Voilà encore une preuve, s’il en fallait une supplémentaire, de la mascarade UMPS, puisque l’on voit encore une fois les socialistes privatiser un secteur régalien celui de l’amende et du stationnement. D’autant que toute la procédure contentieuse est étatique : huissier, amende, ATD, justice, police… sauf que cette fois-ci  encore, c’est le privé qui va encaisser le pactole et non plus la mairie.
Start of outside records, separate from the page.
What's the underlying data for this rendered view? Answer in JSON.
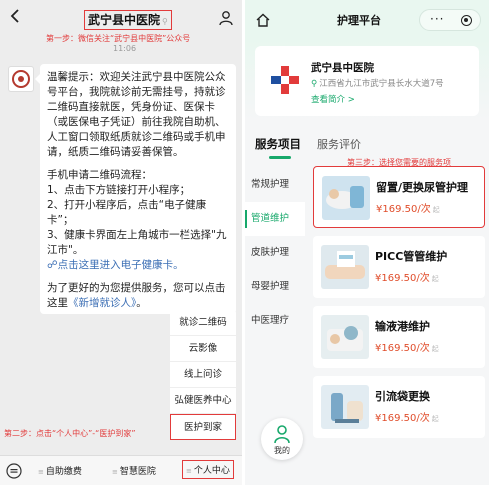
{
  "left": {
    "title": "武宁县中医院",
    "step1": "第一步：微信关注“武宁县中医院”公众号",
    "time": "11:06",
    "message": {
      "para1": "温馨提示：欢迎关注武宁县中医院公众号平台，我院就诊前无需挂号，持就诊二维码直接就医，凭身份证、医保卡（或医保电子凭证）前往我院自助机、人工窗口领取纸质就诊二维码或手机申请，纸质二维码请妥善保管。",
      "para2_head": "手机申请二维码流程：",
      "step_a": "1、点击下方链接打开小程序；",
      "step_b": "2、打开小程序后，点击“电子健康卡”；",
      "step_c": "3、健康卡界面左上角城市一栏选择\"九江市\"。",
      "link1": "点击这里进入电子健康卡。",
      "para3_text": "为了更好的为您提供服务，您可以点击这里",
      "link2": "《新增就诊人》",
      "para3_end": "。"
    },
    "menu": [
      "就诊二维码",
      "云影像",
      "线上问诊",
      "弘健医养中心",
      "医护到家"
    ],
    "step2": "第二步：点击“个人中心”-“医护到家”",
    "bottom": [
      "自助缴费",
      "智慧医院",
      "个人中心"
    ]
  },
  "right": {
    "title": "护理平台",
    "hospital": {
      "name": "武宁县中医院",
      "address": "江西省九江市武宁县长水大道7号",
      "more": "查看简介 >"
    },
    "tabs": [
      "服务项目",
      "服务评价"
    ],
    "step3": "第三步：选择您需要的服务项",
    "categories": [
      "常规护理",
      "管道维护",
      "皮肤护理",
      "母婴护理",
      "中医理疗"
    ],
    "mine": "我的",
    "services": [
      {
        "name": "留置/更换尿管护理",
        "price": "¥169.50/次",
        "from": "起"
      },
      {
        "name": "PICC管管维护",
        "price": "¥169.50/次",
        "from": "起"
      },
      {
        "name": "输液港维护",
        "price": "¥169.50/次",
        "from": "起"
      },
      {
        "name": "引流袋更换",
        "price": "¥169.50/次",
        "from": "起"
      }
    ]
  },
  "colors": {
    "accent_green": "#17a86b",
    "annotation_red": "#e23b3b",
    "price_orange": "#e04d2b"
  }
}
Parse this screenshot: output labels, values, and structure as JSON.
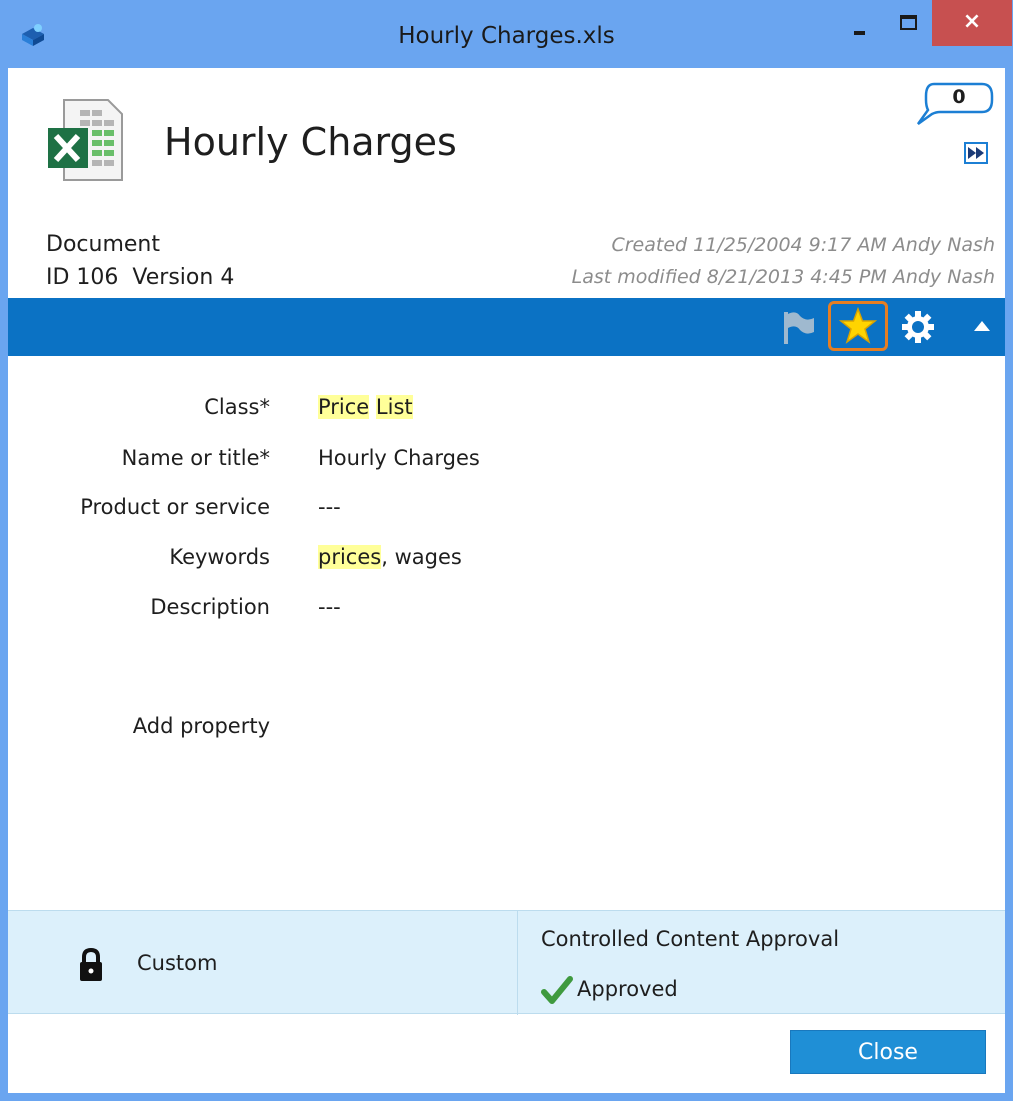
{
  "window": {
    "title": "Hourly Charges.xls",
    "close_glyph": "×"
  },
  "header": {
    "doc_title": "Hourly Charges",
    "comment_count": "0",
    "object_type": "Document",
    "id_text": "ID 106",
    "version_text": "Version 4",
    "created": "Created 11/25/2004 9:17 AM Andy Nash",
    "last_modified": "Last modified 8/21/2013 4:45 PM Andy Nash"
  },
  "toolbar": {
    "icons": [
      "flag-icon",
      "star-icon",
      "gear-icon",
      "collapse-arrow-icon"
    ],
    "accent": "#0b72c4",
    "highlight_border": "#e67e22"
  },
  "properties": [
    {
      "label": "Class*",
      "value_parts": [
        "Price",
        "List"
      ]
    },
    {
      "label": "Name or title*",
      "value": "Hourly Charges"
    },
    {
      "label": "Product or service",
      "value": "---"
    },
    {
      "label": "Keywords",
      "value_highlight": "prices",
      "value_rest": ", wages"
    },
    {
      "label": "Description",
      "value": "---"
    }
  ],
  "add_property": "Add property",
  "footer": {
    "permission": "Custom",
    "workflow": "Controlled Content Approval",
    "workflow_state": "Approved"
  },
  "close_button": "Close"
}
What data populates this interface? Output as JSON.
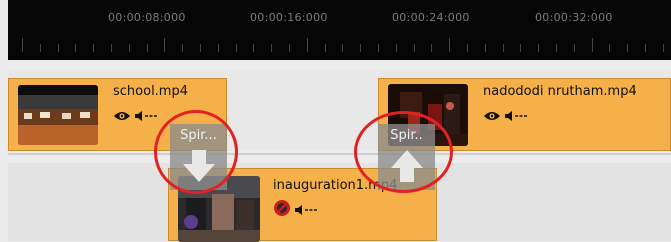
{
  "ruler": {
    "timecodes": [
      "00:00:08:000",
      "00:00:16:000",
      "00:00:24:000",
      "00:00:32:000"
    ]
  },
  "clips": {
    "school": {
      "name": "school.mp4"
    },
    "nadododi": {
      "name": "nadododi nrutham.mp4"
    },
    "inauguration": {
      "name": "inauguration1.mp4"
    }
  },
  "dropzones": {
    "below": {
      "label": "Spir..."
    },
    "above": {
      "label": "Spir.."
    }
  },
  "colors": {
    "clip": "#f6b04a",
    "highlight": "#e02222",
    "ruler_bg": "#060606"
  },
  "icons": {
    "visible": "eye-icon",
    "audio": "speaker-icon",
    "hidden": "no-entry-icon",
    "drop_down": "arrow-down-icon",
    "drop_up": "arrow-up-icon"
  }
}
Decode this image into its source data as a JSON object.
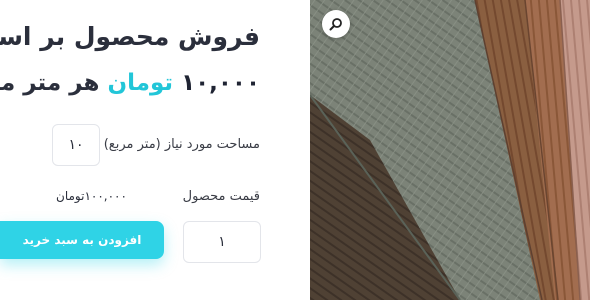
{
  "product": {
    "title": "فروش محصول بر اساس",
    "price_number": "۱۰,۰۰۰",
    "price_currency": "تومان",
    "price_unit": "هر متر مربع"
  },
  "area": {
    "label": "مساحت مورد نیاز (متر مربع)",
    "value": "۱۰"
  },
  "pricing": {
    "label": "قیمت محصول",
    "total": "۱۰۰,۰۰۰تومان"
  },
  "quantity": {
    "value": "۱"
  },
  "actions": {
    "add_to_cart": "افزودن به سبد خرید"
  },
  "icons": {
    "zoom": "search-icon"
  },
  "colors": {
    "accent": "#2fd3e6",
    "currency": "#22c6d8",
    "text": "#2b2f3c"
  }
}
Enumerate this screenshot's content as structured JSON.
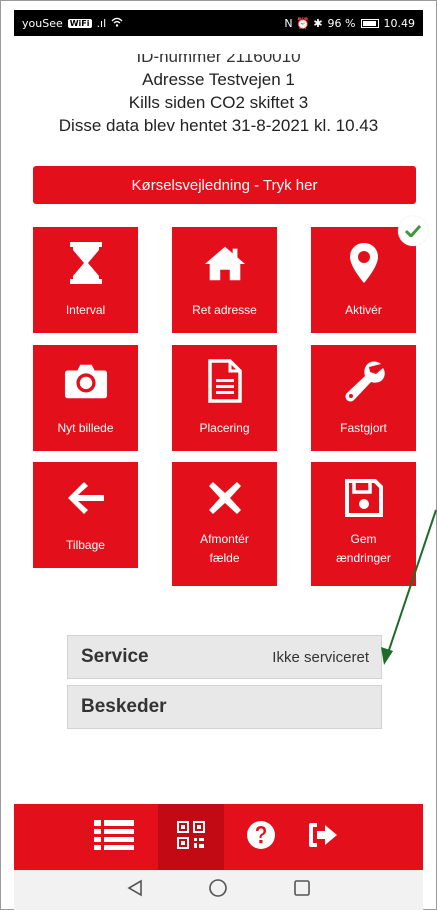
{
  "status_bar": {
    "carrier": "youSee",
    "wifi_badge": "WiFi",
    "signal": ".ıl",
    "right_icons": "N ⏰ ✱",
    "battery_percent": "96 %",
    "time": "10.49"
  },
  "info": {
    "id_line": "ID-nummer 21160010",
    "address": "Adresse Testvejen 1",
    "kills": "Kills siden CO2 skiftet 3",
    "fetched": "Disse data blev hentet 31-8-2021 kl. 10.43"
  },
  "guide_button": "Kørselsvejledning - Tryk her",
  "tiles": {
    "interval": "Interval",
    "ret_adresse": "Ret adresse",
    "aktiver": "Aktivér",
    "nyt_billede": "Nyt billede",
    "placering": "Placering",
    "fastgjort": "Fastgjort",
    "tilbage": "Tilbage",
    "afmonter_1": "Afmontér",
    "afmonter_2": "fælde",
    "gem_1": "Gem",
    "gem_2": "ændringer"
  },
  "panels": {
    "service_title": "Service",
    "service_value": "Ikke serviceret",
    "messages_title": "Beskeder"
  },
  "colors": {
    "brand_red": "#e30f1b",
    "arrow_green": "#1e6b2a",
    "check_green": "#3a9a3a"
  }
}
Ce que fait le privé, la municipalité peut le faire avec encore plus de moyens, les prétextes et autres raisons avancés sont donc nuls et non avenus.


Les quelque 140.000 places de stationnement payant en surface à Paris vont être confiées à des gestionnaires privés à partir du 1er janvier 2018.

Dans une interview au Journal du Dimanche, la maire de Paris annonce que les quelque 140.000 places de stationnement payant en surface à Paris vont être confiées à des gestionnaires privés à partir du 1er janvier 2018 .

Cette réforme, qui était à l’étude depuis plusieurs mois , doit permettre à la Ville de s’assurer d’un meilleur recouvrement des frais de stationnement: selon Mme Hidalgo, 91% des automobilistes « ne mettent pas d’argent dans le parcmètre », soit un manque à gagner de « 300 millions d’euros ».

Le marché de ces places, qui fera l’objet d’un appel d’offres en 2017, sera « divisé en trois lots géographiques, qui représentent chacun environ 50.000 places de stationnement payant », a expliqué Mme Hidalgo, précisant qu’un « même gestionnaire ne pourra remporter plus de deux lots » pour « éviter toute situation de monopole ».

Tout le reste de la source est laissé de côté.